Sunday, September 06, 2009

Judge orders restoration of services to elderly and disabled adults

The Washington State Legislature went through a grueling session a few months ago. A several billion dollar shortfall necessitated drastic decisions. The Democratic Govenor, Democratic Senate, and Democratic House chose mostly deep cuts in services and no tax increases to solve the problem. There were many disappointed citizens. Even the Republican Party of No! was not happy in the end. But, many recipients of services and their families were devistated.

On Friday, a Judge ordered some services to be reinstated.

Here's the story:

By Christine Clarridge Seattle Times staff reporter

A U.S. District Court judge has ordered that the state restore Adult Day Health services to elderly and disabled people, at least temporarily.

District Court Judge Richard A. Jones issued an injunction to restore the benefits received by about 950 Washington adults who were cut off from nursing and therapy services as a result of statewide budget cuts to the Department of Social and Health Services (DSHS).

Citing extraordinary budget pressures, the state Legislature earlier this year cut funding for Adult Day Health, which provided social and medical therapy to vulnerable adults living at home or in community-residential services.

The cuts went into effect on July 1.

According to Louise Ryan, a spokeswoman for Washington State Long-Term Care Ombudsman, however, the state violated federal Medicaid and due-process law by failing to give clients proper notice or seek replacement services for those affected.
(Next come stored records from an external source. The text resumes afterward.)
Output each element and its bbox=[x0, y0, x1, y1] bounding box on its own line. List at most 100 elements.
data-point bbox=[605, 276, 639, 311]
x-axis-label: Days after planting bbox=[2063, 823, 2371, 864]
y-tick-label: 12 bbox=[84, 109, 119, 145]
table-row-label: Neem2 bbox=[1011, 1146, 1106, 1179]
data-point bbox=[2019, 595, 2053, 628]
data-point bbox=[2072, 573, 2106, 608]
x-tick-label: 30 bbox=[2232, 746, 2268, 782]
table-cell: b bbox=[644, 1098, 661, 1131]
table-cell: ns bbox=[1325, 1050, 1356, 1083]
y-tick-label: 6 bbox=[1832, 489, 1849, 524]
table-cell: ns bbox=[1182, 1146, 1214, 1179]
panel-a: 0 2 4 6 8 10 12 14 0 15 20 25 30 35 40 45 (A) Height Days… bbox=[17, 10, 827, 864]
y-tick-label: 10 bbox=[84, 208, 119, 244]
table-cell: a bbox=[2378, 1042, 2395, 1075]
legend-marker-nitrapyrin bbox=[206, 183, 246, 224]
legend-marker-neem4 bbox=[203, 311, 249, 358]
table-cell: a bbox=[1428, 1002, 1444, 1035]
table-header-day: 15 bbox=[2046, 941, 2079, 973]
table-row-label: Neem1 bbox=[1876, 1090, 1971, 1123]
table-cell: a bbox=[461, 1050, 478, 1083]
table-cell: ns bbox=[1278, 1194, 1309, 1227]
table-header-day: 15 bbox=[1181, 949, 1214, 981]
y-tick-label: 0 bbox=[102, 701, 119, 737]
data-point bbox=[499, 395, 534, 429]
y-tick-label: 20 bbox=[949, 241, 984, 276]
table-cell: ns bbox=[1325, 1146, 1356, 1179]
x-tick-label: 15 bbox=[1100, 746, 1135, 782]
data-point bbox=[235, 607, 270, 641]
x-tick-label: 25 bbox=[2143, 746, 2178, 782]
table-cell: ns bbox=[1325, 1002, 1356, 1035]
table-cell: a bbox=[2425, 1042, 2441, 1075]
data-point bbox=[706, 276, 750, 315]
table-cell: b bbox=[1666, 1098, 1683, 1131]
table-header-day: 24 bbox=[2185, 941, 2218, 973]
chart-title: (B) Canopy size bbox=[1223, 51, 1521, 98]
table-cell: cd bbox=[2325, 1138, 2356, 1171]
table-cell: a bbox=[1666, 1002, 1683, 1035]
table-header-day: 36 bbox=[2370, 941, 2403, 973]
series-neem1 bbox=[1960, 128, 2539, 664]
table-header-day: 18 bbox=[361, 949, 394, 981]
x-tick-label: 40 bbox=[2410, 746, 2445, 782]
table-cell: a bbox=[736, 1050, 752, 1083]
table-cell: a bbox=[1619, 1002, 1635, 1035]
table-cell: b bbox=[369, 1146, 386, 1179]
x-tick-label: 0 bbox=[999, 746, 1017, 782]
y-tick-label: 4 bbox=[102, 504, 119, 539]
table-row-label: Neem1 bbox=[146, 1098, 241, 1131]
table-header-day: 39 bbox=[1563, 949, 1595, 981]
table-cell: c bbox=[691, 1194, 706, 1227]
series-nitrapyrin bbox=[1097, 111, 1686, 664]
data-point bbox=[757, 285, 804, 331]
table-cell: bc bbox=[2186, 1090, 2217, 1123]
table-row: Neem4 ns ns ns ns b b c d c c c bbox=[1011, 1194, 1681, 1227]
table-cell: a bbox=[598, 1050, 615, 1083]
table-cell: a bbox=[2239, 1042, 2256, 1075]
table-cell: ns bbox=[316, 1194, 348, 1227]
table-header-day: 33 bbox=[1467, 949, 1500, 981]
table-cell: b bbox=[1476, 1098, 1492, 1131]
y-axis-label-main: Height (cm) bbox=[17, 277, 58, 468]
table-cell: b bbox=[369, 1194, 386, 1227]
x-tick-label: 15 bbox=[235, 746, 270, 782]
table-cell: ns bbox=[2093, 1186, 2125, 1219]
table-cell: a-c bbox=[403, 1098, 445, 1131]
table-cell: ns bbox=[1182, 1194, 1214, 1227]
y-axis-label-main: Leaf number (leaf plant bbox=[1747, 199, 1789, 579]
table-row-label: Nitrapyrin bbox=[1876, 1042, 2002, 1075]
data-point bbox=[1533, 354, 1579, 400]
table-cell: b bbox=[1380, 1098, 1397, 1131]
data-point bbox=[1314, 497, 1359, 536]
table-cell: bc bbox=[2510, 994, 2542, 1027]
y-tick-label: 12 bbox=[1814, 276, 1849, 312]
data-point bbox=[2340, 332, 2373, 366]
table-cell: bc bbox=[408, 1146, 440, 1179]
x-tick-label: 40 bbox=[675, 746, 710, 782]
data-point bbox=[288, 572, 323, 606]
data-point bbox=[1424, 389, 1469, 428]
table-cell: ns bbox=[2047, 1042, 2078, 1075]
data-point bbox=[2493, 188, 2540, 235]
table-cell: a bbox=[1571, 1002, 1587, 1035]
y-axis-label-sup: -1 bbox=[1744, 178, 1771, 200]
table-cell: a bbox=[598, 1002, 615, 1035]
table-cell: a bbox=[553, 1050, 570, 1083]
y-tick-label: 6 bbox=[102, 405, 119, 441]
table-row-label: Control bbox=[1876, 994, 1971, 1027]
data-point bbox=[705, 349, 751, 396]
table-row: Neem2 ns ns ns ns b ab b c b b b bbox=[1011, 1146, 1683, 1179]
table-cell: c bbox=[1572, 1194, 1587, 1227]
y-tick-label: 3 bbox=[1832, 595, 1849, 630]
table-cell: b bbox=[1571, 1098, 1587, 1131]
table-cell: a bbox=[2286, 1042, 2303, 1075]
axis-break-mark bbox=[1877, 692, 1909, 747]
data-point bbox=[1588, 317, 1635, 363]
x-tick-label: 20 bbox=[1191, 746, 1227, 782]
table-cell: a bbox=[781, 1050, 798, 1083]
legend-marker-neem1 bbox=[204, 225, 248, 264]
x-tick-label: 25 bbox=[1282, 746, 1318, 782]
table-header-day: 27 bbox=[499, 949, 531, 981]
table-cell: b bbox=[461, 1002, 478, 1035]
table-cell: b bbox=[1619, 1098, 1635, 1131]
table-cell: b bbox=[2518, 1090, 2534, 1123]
"The sudden loss of skilled services has been devastating for many of these very frail and vulnerable people," Ryan said.

Ryan said that people who had lost their services should contact their Adult Day Health provider immediately.

The lawsuit was initially filed on behalf of 27 adults who had been cut off from the adult day-care services, but the judge certified the case as a class-action lawsuit.

DSHS has defended the cuts, saying that in these tough economic times the needs of vulnerable people must be weighed against those who have equal or greater needs.

In a written order released on Friday, Judge Jones said the injunction was temporary and the state could seek to make the cuts again once it gives recipients proper notice.

"The court also understands that certain budgetary decisions must be made that may adversely impact certain classes of our citizenry," Jones wrote. "The court will not, however, countenance such decisions when their implementation violates fundamental due-process rights. The record is clear that DSHS's termination actions did not comport with due process."

According to the ruling, DSHS must reinstate Adult Day Health benefits to all the adults who previously had been receiving benefits until the department is able to make meaningful reassessments of individual needs, issue timely notices of a reduction or termination in services and give information about alternative community-based support services.

The injunction is one of several that have been granted in response to the state's effort to cut services to vulnerable individuals.

In June, a U.S. District Court judge in Tacoma issued an injunction preventing the state from cutting the number of hours of in-home care provided to families who care for their special-needs children at home.